Alors, une cérémonie macabre commença que Jérôme Fandor d’abord se refusait à prendre au sérieux, mais qui bientôt le terrifiait en le stupéfiant à la fois. Les quatre moines qui s’étaient introduits auprès de Fandor étaient suivis d’autres moines. Il fallait bon gré mal gré que le malheureux jeune homme se levât, qu’il accompagnât ses gardiens d’un nouveau genre à une chapelle, petite, étroite, sombre, suintant d’humidité où on le jeta, presque de force, dans une stalle de bois.

— Eh bien, c’est gai, se disait le journaliste, d’être exécuté en Espagne, au moins on a l’humanité de vous prévenir. C’est de la dernière galanterie, véritablement que de vous inviter à votre propre enterrement.

Il plaisantait encore, essayant de réagir contre l’effroi qui, malgré lui, s’insinuait dans son âme.

— Dupont de l’Aube va arriver.

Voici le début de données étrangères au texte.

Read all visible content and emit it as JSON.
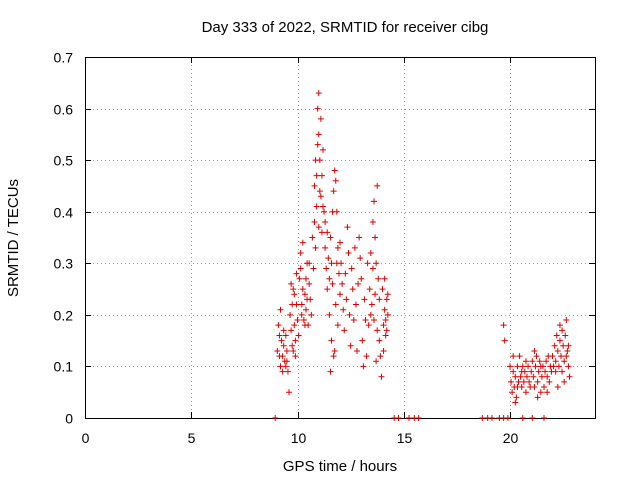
{
  "chart_data": {
    "type": "scatter",
    "title": "Day 333 of 2022, SRMTID for receiver cibg",
    "xlabel": "GPS time / hours",
    "ylabel": "SRMTID / TECUs",
    "xlim": [
      0,
      24
    ],
    "ylim": [
      0,
      0.7
    ],
    "x_ticks": [
      0,
      5,
      10,
      15,
      20
    ],
    "y_ticks": [
      0,
      0.1,
      0.2,
      0.3,
      0.4,
      0.5,
      0.6,
      0.7
    ],
    "grid": true,
    "marker": "plus",
    "marker_color": "#e00000",
    "series": [
      {
        "name": "SRMTID",
        "points": [
          [
            8.95,
            0.0
          ],
          [
            14.55,
            0.0
          ],
          [
            14.75,
            0.0
          ],
          [
            15.25,
            0.0
          ],
          [
            15.5,
            0.0
          ],
          [
            15.7,
            0.0
          ],
          [
            18.7,
            0.0
          ],
          [
            18.95,
            0.0
          ],
          [
            19.15,
            0.0
          ],
          [
            19.5,
            0.0
          ],
          [
            19.7,
            0.0
          ],
          [
            19.9,
            0.0
          ],
          [
            20.6,
            0.0
          ],
          [
            21.05,
            0.0
          ],
          [
            21.6,
            0.0
          ],
          [
            9.05,
            0.13
          ],
          [
            9.1,
            0.18
          ],
          [
            9.15,
            0.12
          ],
          [
            9.2,
            0.1
          ],
          [
            9.25,
            0.15
          ],
          [
            9.3,
            0.09
          ],
          [
            9.35,
            0.14
          ],
          [
            9.4,
            0.11
          ],
          [
            9.45,
            0.16
          ],
          [
            9.5,
            0.13
          ],
          [
            9.55,
            0.09
          ],
          [
            9.6,
            0.05
          ],
          [
            9.2,
            0.21
          ],
          [
            9.35,
            0.17
          ],
          [
            9.5,
            0.11
          ],
          [
            9.15,
            0.16
          ],
          [
            9.3,
            0.12
          ],
          [
            9.45,
            0.1
          ],
          [
            9.65,
            0.2
          ],
          [
            9.7,
            0.26
          ],
          [
            9.75,
            0.22
          ],
          [
            9.8,
            0.25
          ],
          [
            9.85,
            0.18
          ],
          [
            9.9,
            0.15
          ],
          [
            9.95,
            0.22
          ],
          [
            10.0,
            0.19
          ],
          [
            9.75,
            0.14
          ],
          [
            9.85,
            0.24
          ],
          [
            9.7,
            0.17
          ],
          [
            9.9,
            0.12
          ],
          [
            10.05,
            0.16
          ],
          [
            9.8,
            0.13
          ],
          [
            9.95,
            0.28
          ],
          [
            10.1,
            0.27
          ],
          [
            10.15,
            0.32
          ],
          [
            10.2,
            0.22
          ],
          [
            10.25,
            0.25
          ],
          [
            10.3,
            0.19
          ],
          [
            10.35,
            0.24
          ],
          [
            10.4,
            0.21
          ],
          [
            10.45,
            0.3
          ],
          [
            10.5,
            0.18
          ],
          [
            10.55,
            0.26
          ],
          [
            10.6,
            0.23
          ],
          [
            10.65,
            0.2
          ],
          [
            10.7,
            0.35
          ],
          [
            10.75,
            0.29
          ],
          [
            10.8,
            0.38
          ],
          [
            10.15,
            0.29
          ],
          [
            10.25,
            0.34
          ],
          [
            10.35,
            0.18
          ],
          [
            10.45,
            0.23
          ],
          [
            10.55,
            0.3
          ],
          [
            10.2,
            0.2
          ],
          [
            10.4,
            0.27
          ],
          [
            10.8,
            0.45
          ],
          [
            10.85,
            0.5
          ],
          [
            10.9,
            0.47
          ],
          [
            10.95,
            0.53
          ],
          [
            10.95,
            0.6
          ],
          [
            11.0,
            0.63
          ],
          [
            11.0,
            0.55
          ],
          [
            11.05,
            0.5
          ],
          [
            11.1,
            0.58
          ],
          [
            11.1,
            0.43
          ],
          [
            11.15,
            0.47
          ],
          [
            11.2,
            0.52
          ],
          [
            11.25,
            0.4
          ],
          [
            10.9,
            0.41
          ],
          [
            11.05,
            0.44
          ],
          [
            11.15,
            0.36
          ],
          [
            11.2,
            0.41
          ],
          [
            10.85,
            0.33
          ],
          [
            11.0,
            0.37
          ],
          [
            11.3,
            0.38
          ],
          [
            11.3,
            0.33
          ],
          [
            11.35,
            0.29
          ],
          [
            11.4,
            0.36
          ],
          [
            11.45,
            0.31
          ],
          [
            11.5,
            0.27
          ],
          [
            11.55,
            0.35
          ],
          [
            11.6,
            0.3
          ],
          [
            11.65,
            0.26
          ],
          [
            11.7,
            0.44
          ],
          [
            11.75,
            0.48
          ],
          [
            11.8,
            0.46
          ],
          [
            11.85,
            0.4
          ],
          [
            11.9,
            0.33
          ],
          [
            11.95,
            0.28
          ],
          [
            12.0,
            0.24
          ],
          [
            11.5,
            0.2
          ],
          [
            11.6,
            0.15
          ],
          [
            11.7,
            0.12
          ],
          [
            11.4,
            0.25
          ],
          [
            11.8,
            0.22
          ],
          [
            11.9,
            0.18
          ],
          [
            11.55,
            0.09
          ],
          [
            11.75,
            0.13
          ],
          [
            11.65,
            0.4
          ],
          [
            11.85,
            0.3
          ],
          [
            12.0,
            0.34
          ],
          [
            12.05,
            0.3
          ],
          [
            12.1,
            0.26
          ],
          [
            12.15,
            0.21
          ],
          [
            12.2,
            0.17
          ],
          [
            12.25,
            0.28
          ],
          [
            12.3,
            0.23
          ],
          [
            12.35,
            0.37
          ],
          [
            12.4,
            0.32
          ],
          [
            12.45,
            0.2
          ],
          [
            12.5,
            0.14
          ],
          [
            12.55,
            0.29
          ],
          [
            12.6,
            0.25
          ],
          [
            12.65,
            0.19
          ],
          [
            12.7,
            0.33
          ],
          [
            12.75,
            0.22
          ],
          [
            12.8,
            0.13
          ],
          [
            12.85,
            0.26
          ],
          [
            12.9,
            0.35
          ],
          [
            12.95,
            0.31
          ],
          [
            13.0,
            0.27
          ],
          [
            13.05,
            0.15
          ],
          [
            13.1,
            0.1
          ],
          [
            13.15,
            0.23
          ],
          [
            13.2,
            0.19
          ],
          [
            13.25,
            0.12
          ],
          [
            13.3,
            0.3
          ],
          [
            13.35,
            0.18
          ],
          [
            13.4,
            0.25
          ],
          [
            13.45,
            0.2
          ],
          [
            13.5,
            0.22
          ],
          [
            13.55,
            0.38
          ],
          [
            13.6,
            0.42
          ],
          [
            13.65,
            0.35
          ],
          [
            13.7,
            0.3
          ],
          [
            13.75,
            0.45
          ],
          [
            13.8,
            0.27
          ],
          [
            13.85,
            0.23
          ],
          [
            13.9,
            0.12
          ],
          [
            13.95,
            0.08
          ],
          [
            13.55,
            0.29
          ],
          [
            13.65,
            0.24
          ],
          [
            13.75,
            0.17
          ],
          [
            13.85,
            0.15
          ],
          [
            13.45,
            0.32
          ],
          [
            13.6,
            0.19
          ],
          [
            13.7,
            0.11
          ],
          [
            14.0,
            0.25
          ],
          [
            14.05,
            0.18
          ],
          [
            14.1,
            0.21
          ],
          [
            14.15,
            0.16
          ],
          [
            14.2,
            0.23
          ],
          [
            14.25,
            0.2
          ],
          [
            14.1,
            0.27
          ],
          [
            14.2,
            0.17
          ],
          [
            14.05,
            0.13
          ],
          [
            14.25,
            0.24
          ],
          [
            14.15,
            0.19
          ],
          [
            19.7,
            0.18
          ],
          [
            19.75,
            0.15
          ],
          [
            20.0,
            0.1
          ],
          [
            20.05,
            0.07
          ],
          [
            20.1,
            0.05
          ],
          [
            20.15,
            0.09
          ],
          [
            20.2,
            0.06
          ],
          [
            20.25,
            0.08
          ],
          [
            20.3,
            0.04
          ],
          [
            20.35,
            0.1
          ],
          [
            20.4,
            0.07
          ],
          [
            20.45,
            0.12
          ],
          [
            20.5,
            0.08
          ],
          [
            20.55,
            0.06
          ],
          [
            20.6,
            0.1
          ],
          [
            20.65,
            0.07
          ],
          [
            20.7,
            0.09
          ],
          [
            20.75,
            0.05
          ],
          [
            20.8,
            0.08
          ],
          [
            20.85,
            0.1
          ],
          [
            20.9,
            0.07
          ],
          [
            20.95,
            0.06
          ],
          [
            20.15,
            0.12
          ],
          [
            20.35,
            0.06
          ],
          [
            20.55,
            0.09
          ],
          [
            20.75,
            0.11
          ],
          [
            20.25,
            0.03
          ],
          [
            21.0,
            0.09
          ],
          [
            21.05,
            0.11
          ],
          [
            21.1,
            0.08
          ],
          [
            21.15,
            0.06
          ],
          [
            21.2,
            0.1
          ],
          [
            21.25,
            0.12
          ],
          [
            21.3,
            0.07
          ],
          [
            21.35,
            0.09
          ],
          [
            21.4,
            0.11
          ],
          [
            21.45,
            0.05
          ],
          [
            21.5,
            0.08
          ],
          [
            21.55,
            0.1
          ],
          [
            21.6,
            0.06
          ],
          [
            21.65,
            0.09
          ],
          [
            21.7,
            0.11
          ],
          [
            21.75,
            0.08
          ],
          [
            21.8,
            0.12
          ],
          [
            21.85,
            0.07
          ],
          [
            21.9,
            0.1
          ],
          [
            21.95,
            0.09
          ],
          [
            21.15,
            0.13
          ],
          [
            21.45,
            0.1
          ],
          [
            21.75,
            0.05
          ],
          [
            21.3,
            0.04
          ],
          [
            22.0,
            0.12
          ],
          [
            22.05,
            0.1
          ],
          [
            22.1,
            0.14
          ],
          [
            22.15,
            0.11
          ],
          [
            22.2,
            0.16
          ],
          [
            22.25,
            0.13
          ],
          [
            22.3,
            0.1
          ],
          [
            22.35,
            0.15
          ],
          [
            22.4,
            0.12
          ],
          [
            22.45,
            0.17
          ],
          [
            22.5,
            0.14
          ],
          [
            22.55,
            0.11
          ],
          [
            22.6,
            0.16
          ],
          [
            22.65,
            0.19
          ],
          [
            22.7,
            0.13
          ],
          [
            22.75,
            0.1
          ],
          [
            22.8,
            0.08
          ],
          [
            22.15,
            0.09
          ],
          [
            22.35,
            0.18
          ],
          [
            22.55,
            0.07
          ],
          [
            22.65,
            0.12
          ],
          [
            22.45,
            0.09
          ],
          [
            22.25,
            0.06
          ],
          [
            22.75,
            0.14
          ]
        ]
      }
    ]
  }
}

Cette sinistre exécution pour laquelle on me prépare si soigneusement n’aura pas lieu en fin de compte.

Mais Dupont de l’Aube n’arrivait pas et Fandor dut continuer à se débattre au milieu des moines.

Un moine qui venait d’officier s’avançait vers le malheureux jeune homme, prononça un interminable prêche auquel Fandor ne comprenait pas grand-chose, puis enfin donna l’absoute.

Et après la messe des morts, les vêpres furent chantées et après les vêpres on célébra le salut.

— Mais ils n’en finiront pas, disait Fandor que l’impatience commençait à gagner, jour de Dieu ! Qu’ils me tuent tout de suite, mais que cela finisse.

Car tandis que les cérémonies se succédaient, tandis que toujours les chantres bourdonnaient de graves hymnes, Fandor comptait les minutes, de plus en plus angoissé.

— Et Dupont de l’Aube qui n’arrive pas. Ah sapristi, je crois que maintenant…

La chapelle dans laquelle se trouvait le jeune homme était éclairée par d’étroits vitraux à travers lesquels Fandor surveillait le déclin du jour. Le crépuscule était venu, la nuit commençait.